Pert’ near any digital out-of-home installation can benefit from an augmented reality (AR) implementation within the campaign. “Augmented reality” has become a online buzzword in mobile marketing, dooh and Internet advertising. This post will cover a few different aspects of AR. First, I will go over what augmented reality is and how it can be integrated into digital sign campaigns. Second and finally I will outline what the advantages and disadvantages are of using AR in an out-of-home campaign.
What is augmented reality and how does it work?
Simply put, augmented reality is LIVE content used on a digital display (this display could include a mobile phone, a personal computer, an Apple iPad, or a industrial digital sign) which is enhanced or augmented by virtual computer-generated imagery. The reality part of AR comes from the fact that the content is coming at you in real-time. AR could include computer vision or object recognition wherein a virtual object is inserted onto a digital screen which is in part fed from content from the real world. Simply put, AR is the application of live, computer-generated imagery which expands the real-world with the virtual world.
Generally, AR utilizes cameras, head-mounted displays, sensors, actuators, and digital displays to integrate the real-world with the augmented world.
How can augmented reality integrate with digital signage?
Digital signage and DOOH were meant to have augmented reality as part of the family. Because augmented reality’s greatest future focus for potential revenue is advertising, digital out-of-home advertisers have started to push into the realm of AR. DOOH involves a digital display. AR needs a digital display to operate properly. Both are focused on ads. If you cannot see the symbiosis here, you’re probably a bit dense. Defined separately, digital signage and augmented reality technologies go far beyond advertising. However, when you bring the two together, their applications may not be limited to advertising, but the greatest potential ROI will be through advertising dollars.

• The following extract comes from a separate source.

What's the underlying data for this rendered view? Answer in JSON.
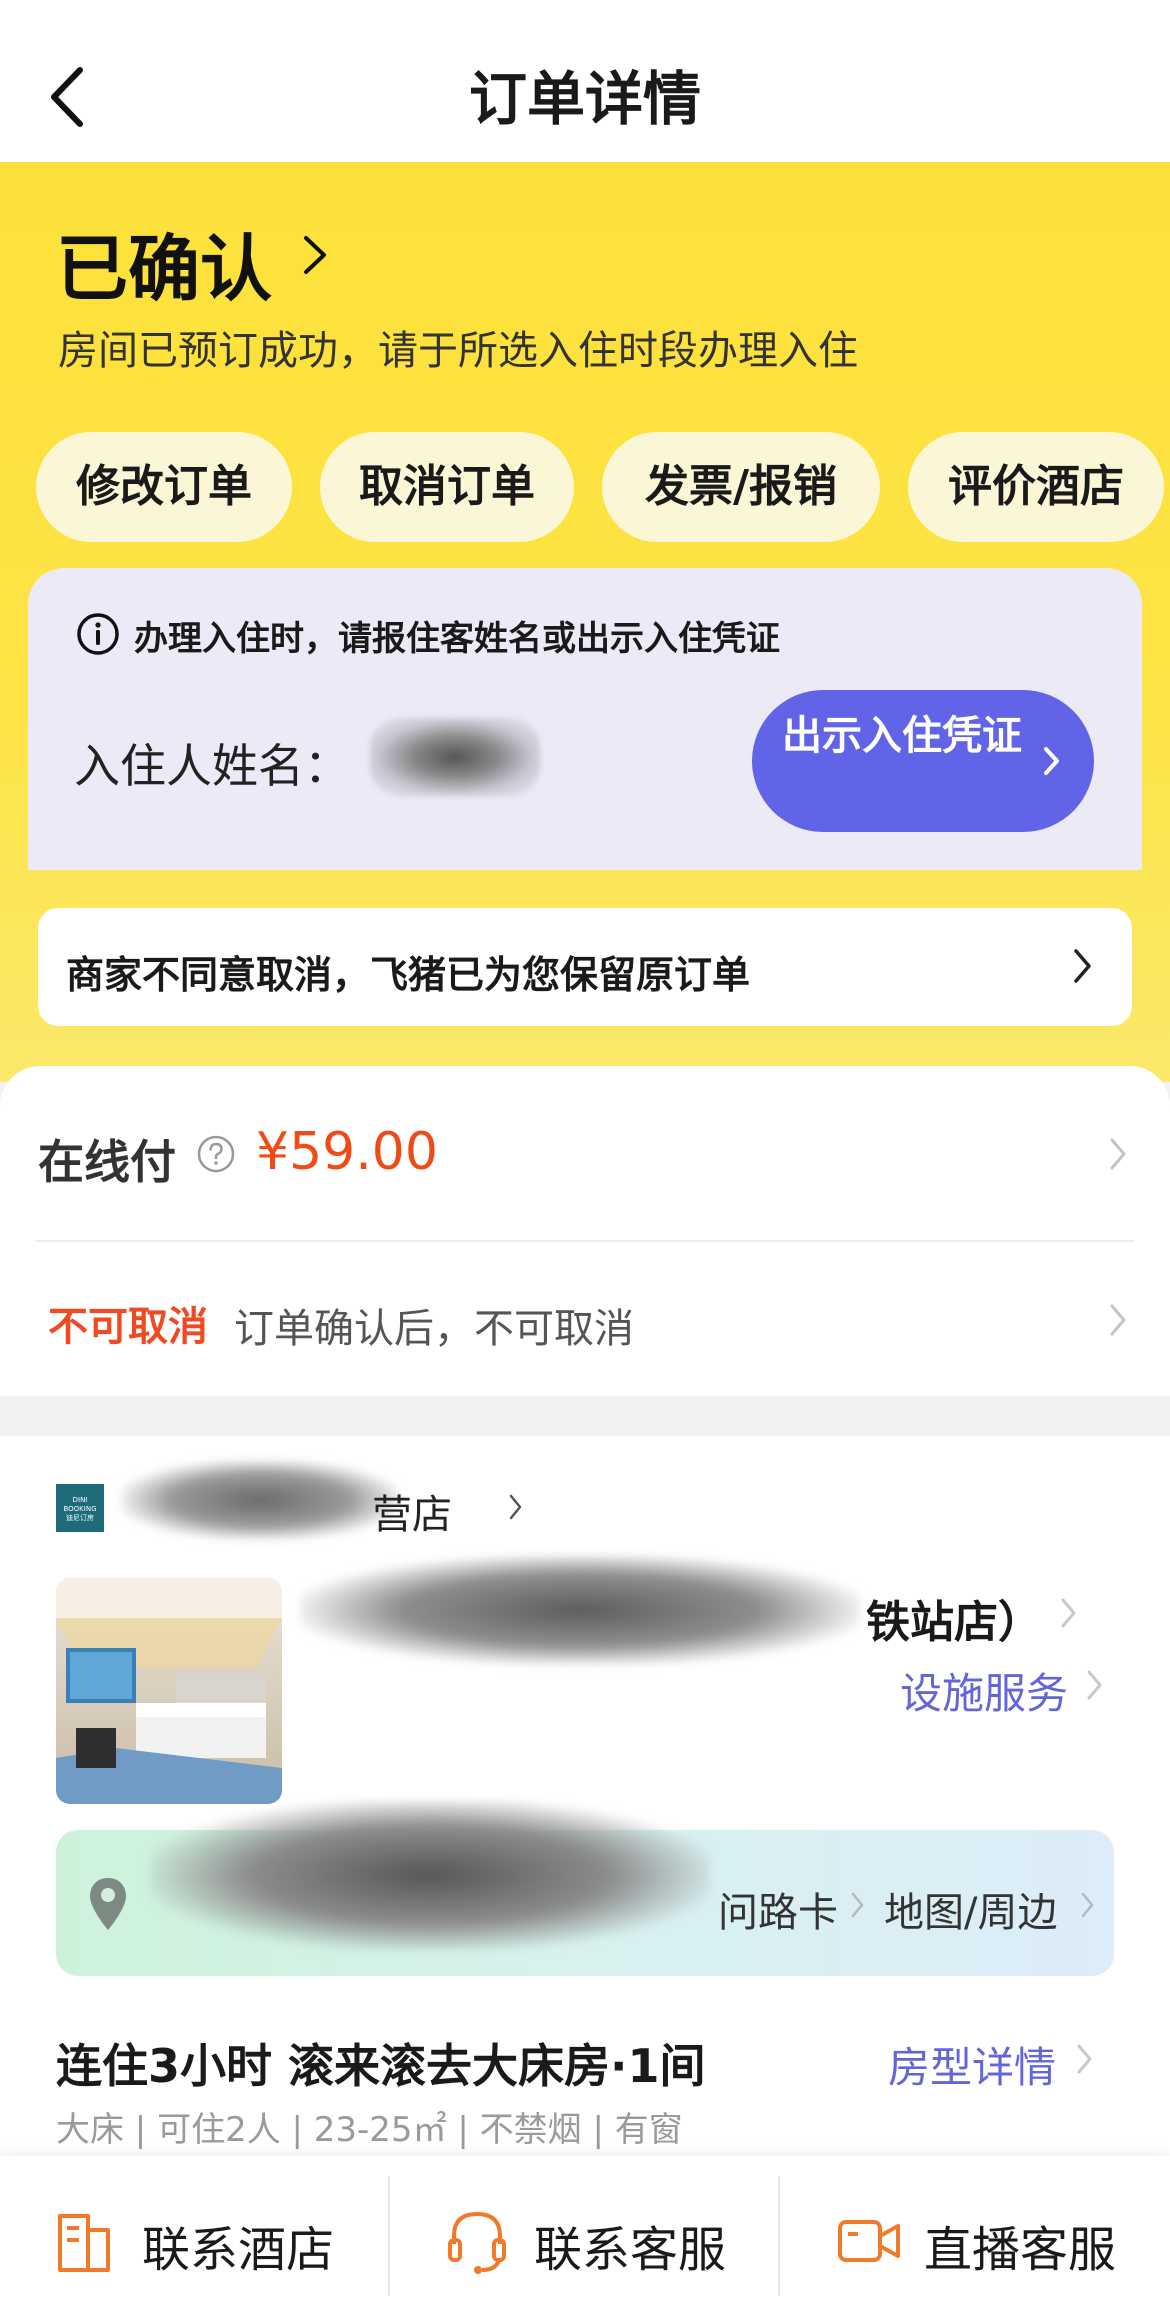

Scheduling, proof-of-play, audience measurement/tracking and other ROI measurement technologies already had in digital signage software can not only be implemented into AR for out-of-home, but will most certainly be necessary for generating enough revenue to pay for the cost of running an AR Out-of-Home campaign.

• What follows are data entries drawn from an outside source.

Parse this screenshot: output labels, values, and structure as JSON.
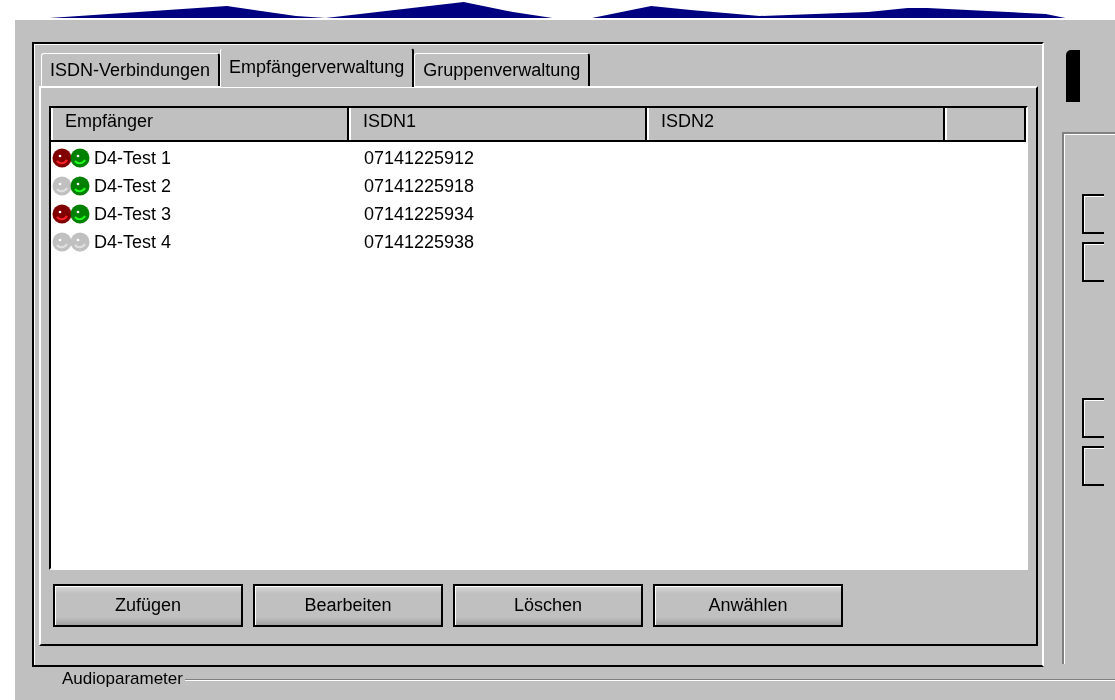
{
  "tabs": [
    {
      "label": "ISDN-Verbindungen",
      "selected": false
    },
    {
      "label": "Empfängerverwaltung",
      "selected": true
    },
    {
      "label": "Gruppenverwaltung",
      "selected": false
    }
  ],
  "table": {
    "columns": [
      "Empfänger",
      "ISDN1",
      "ISDN2"
    ],
    "rows": [
      {
        "name": "D4-Test 1",
        "isdn1": "07141225912",
        "red_on": true,
        "green_on": true
      },
      {
        "name": "D4-Test 2",
        "isdn1": "07141225918",
        "red_on": false,
        "green_on": true
      },
      {
        "name": "D4-Test 3",
        "isdn1": "07141225934",
        "red_on": true,
        "green_on": true
      },
      {
        "name": "D4-Test 4",
        "isdn1": "07141225938",
        "red_on": false,
        "green_on": false
      }
    ]
  },
  "buttons": [
    "Zufügen",
    "Bearbeiten",
    "Löschen",
    "Anwählen"
  ],
  "group_label": "Audioparameter"
}
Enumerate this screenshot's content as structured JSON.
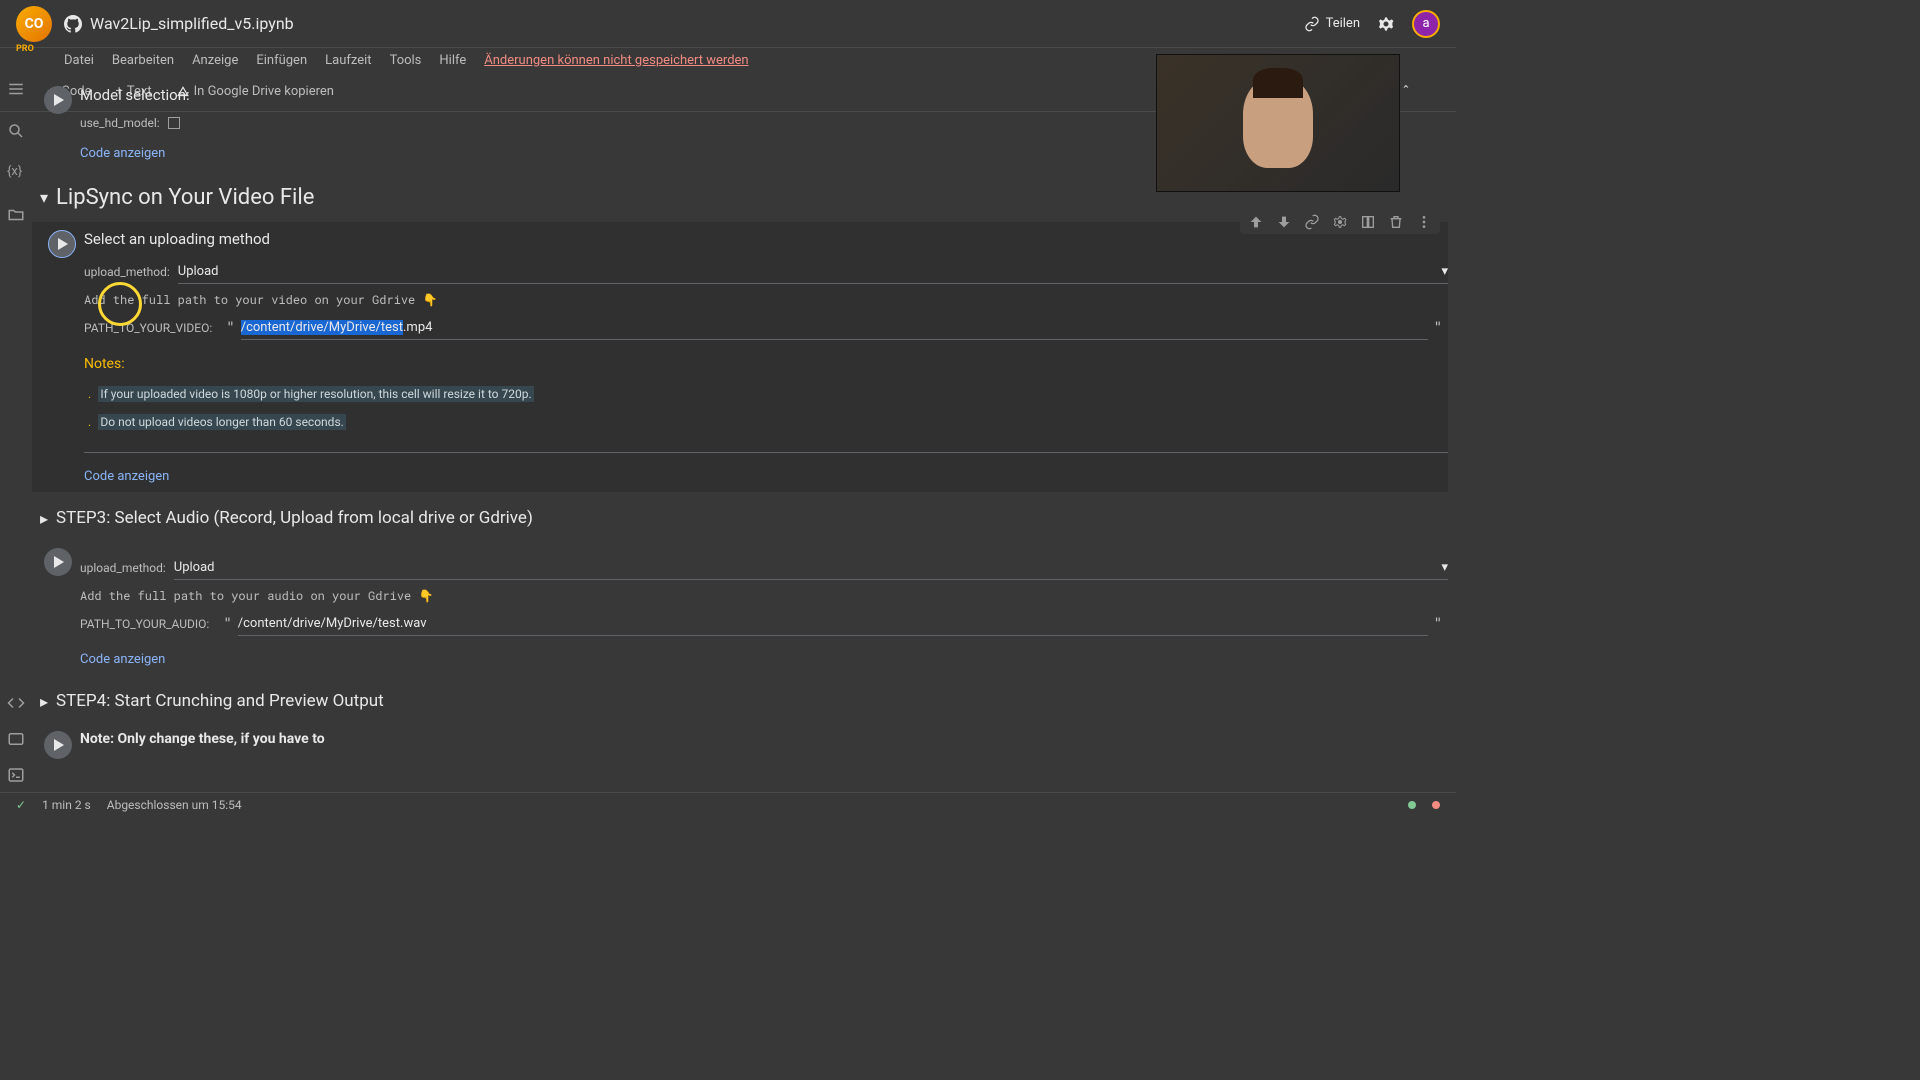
{
  "header": {
    "title": "Wav2Lip_simplified_v5.ipynb",
    "share": "Teilen",
    "avatar": "a"
  },
  "menu": {
    "items": [
      "Datei",
      "Bearbeiten",
      "Anzeige",
      "Einfügen",
      "Laufzeit",
      "Tools",
      "Hilfe"
    ],
    "warning": "Änderungen können nicht gespeichert werden"
  },
  "toolbar": {
    "code": "Code",
    "text": "Text",
    "copy": "In Google Drive kopieren"
  },
  "cell_model": {
    "title": "Model selection:",
    "label": "use_hd_model:",
    "show_code": "Code anzeigen"
  },
  "section_lipsync": {
    "title": "LipSync on Your Video File"
  },
  "cell_upload_video": {
    "title": "Select an uploading method",
    "upload_method_label": "upload_method:",
    "upload_method_value": "Upload",
    "path_note": "Add the full path to your video on your Gdrive 👇",
    "path_label": "PATH_TO_YOUR_VIDEO:",
    "path_value_prefix": "/content/drive/MyDrive/test",
    "path_value_suffix": ".mp4",
    "notes_header": "Notes:",
    "note1": "If your uploaded video is 1080p or higher resolution, this cell will resize it to 720p.",
    "note2": "Do not upload videos longer than 60 seconds.",
    "show_code": "Code anzeigen"
  },
  "section_step3": {
    "title": "STEP3: Select Audio (Record, Upload from local drive or Gdrive)"
  },
  "cell_upload_audio": {
    "upload_method_label": "upload_method:",
    "upload_method_value": "Upload",
    "path_note": "Add the full path to your audio on your Gdrive 👇",
    "path_label": "PATH_TO_YOUR_AUDIO:",
    "path_value": "/content/drive/MyDrive/test.wav",
    "show_code": "Code anzeigen"
  },
  "section_step4": {
    "title": "STEP4: Start Crunching and Preview Output"
  },
  "cell_step4": {
    "note": "Note: Only change these, if you have to"
  },
  "status": {
    "duration": "1 min 2 s",
    "completed": "Abgeschlossen um 15:54"
  }
}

Advantages and Disadvantages
AR is not all peaches and cream. The technology is so bleeding edge it’s mostly never performed on a generalized scale and only done for PR, blog hype and big venues. However, as I have said before, interactivity does a couple of things for OOH campaigns. First, it promotes longevity of dwell time. Second, it increases propensity for brand recognition. AR is certainly a killer at performing both of these functions.
One of the greatest disadvantages of augmented reality for advertising purposes is the cost. Unless AR is installed in a highly trafficked venue, obtained an ROI is sometimes too difficult–even if the install is only performed with one brand. AR is even more bleeding edge than digital signage itself and requires a justifiable means before it can be installed. One final disadvantage is that the software itself can be complex and cumbersome. I’ve seen some demonstrations of the software and it certainly is not ready for mainstream users.
Augmented reality and digital signage have a come a long way in their progression cycle. And using AR in DS is yet another way we can show that digital signage is much bigger than some may have initially anticipated. Unfortunately, there remains more work to be done before integration of the two technologies fully blossoms. And the separation between companies performing OOH media buys and those creating AR apps needs to be closed in order for augmented reality to come full circle in DOOH.